As the team’s Project Manager and lead developer, I was responsible for the foundational architecture and infrastructure, steering the project from a static prototype to a dynamic, database-driven web application. For a high-level summary, you can view the project page in my portfolio.

The Challenge: Real-Time Information for a Busy Campus

Our goal was to create a centralized solution to a common campus problem: knowing where the shuttle is and when it will arrive. We designed a system with three distinct user roles, each with a secure, dedicated dashboard:

  • Users: Students and faculty who could view announcements and see real-time shuttle schedules.
  • Drivers: Could log in to post updates and announcements, such as delays or route changes.
  • Admins: Had full CRUD (Create, Read, Update, Delete) control over the system’s routes, schedules, and users.
User Dashboard
Admin Dashboard for Route Management
AWS EC2 Instance Console
Click any image to enlarge. From left to right: The User Dashboard, the Admin's CRUD Dashboard, and the AWS EC2 console showing our production server.

From Localhost to the Cloud: The Tech Stack

To bring this project to life, we chose the robust and industry-standard LAMP stack, which I provisioned and deployed on an AWS EC2 instance.

  • Infrastructure: Amazon Web Services (AWS) EC2 running Ubuntu Linux. I configured an Elastic IP to ensure our application had a stable, public-facing address.
  • Back-End: PHP for server-side logic and MySQL for the relational database. The web server was powered by Apache.
  • Front-End: HTML, CSS, and JavaScript, built with the Bootstrap framework for responsiveness.
  • Version Control: All code was managed through a Git repository under a shared GitHub organization.

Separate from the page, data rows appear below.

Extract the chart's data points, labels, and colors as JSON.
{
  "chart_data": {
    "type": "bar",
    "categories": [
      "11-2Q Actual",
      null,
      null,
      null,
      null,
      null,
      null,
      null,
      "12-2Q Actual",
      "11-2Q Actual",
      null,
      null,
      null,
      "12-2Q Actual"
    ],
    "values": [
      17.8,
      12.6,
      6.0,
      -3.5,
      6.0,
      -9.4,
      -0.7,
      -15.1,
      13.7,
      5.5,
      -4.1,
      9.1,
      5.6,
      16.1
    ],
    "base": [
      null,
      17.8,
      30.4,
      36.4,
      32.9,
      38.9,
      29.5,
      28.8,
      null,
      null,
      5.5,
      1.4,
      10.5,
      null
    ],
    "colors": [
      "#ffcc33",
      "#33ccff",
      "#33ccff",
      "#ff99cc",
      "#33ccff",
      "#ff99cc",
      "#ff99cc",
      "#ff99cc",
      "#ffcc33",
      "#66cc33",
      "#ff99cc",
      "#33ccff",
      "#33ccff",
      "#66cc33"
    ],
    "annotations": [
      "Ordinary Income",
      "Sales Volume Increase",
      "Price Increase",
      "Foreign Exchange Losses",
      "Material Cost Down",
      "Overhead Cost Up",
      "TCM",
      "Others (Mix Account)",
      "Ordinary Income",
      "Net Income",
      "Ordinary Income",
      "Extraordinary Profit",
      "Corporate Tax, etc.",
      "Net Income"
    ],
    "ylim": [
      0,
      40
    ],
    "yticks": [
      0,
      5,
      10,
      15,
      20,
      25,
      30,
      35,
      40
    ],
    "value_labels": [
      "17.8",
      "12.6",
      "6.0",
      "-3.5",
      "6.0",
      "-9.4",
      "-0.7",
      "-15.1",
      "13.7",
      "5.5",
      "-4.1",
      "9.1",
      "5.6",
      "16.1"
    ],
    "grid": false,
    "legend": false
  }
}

My Role: From Infrastructure to Implementation

My contributions spanned the full lifecycle of the project:

  • Infrastructure Lead: I personally provisioned, configured, and deployed the Ubuntu EC2 instance and the entire LAMP stack. I managed the security keys for SSH access and administered the server throughout the project.
  • Project Architect: I designed the complete MySQL database schema, defining the relationships between users, routes, stops, and announcements. A key part of my role was enforcing consistent naming conventions for database columns and PHP variables, which was critical for successful team integration.
  • Back-End Development: I wrote the core authentication logic in PHP, handling user registration with password hashing and building the session-based login system that redirected users to their specific dashboards based on their assigned role (admin, user, or driver).
  • Project Management: I managed the GitHub repository, led team meetings, and was responsible for integrating the front-end and back-end code from all five team members into a single, functional application on the production server.

Key Lessons Learned

This project was an invaluable lesson in the difference between writing code and building software. My biggest takeaway was the critical importance of a solid foundation. A well-designed database schema and clear naming conventions, established before the majority of coding began, saved us countless hours of debugging during integration. Leading the team through this process highlighted how clear communication is just as vital as clean code in a collaborative environment.

This experience solidified my passion for overseeing a project’s full journey—from a sketch on a whiteboard to a live application serving users on the internet.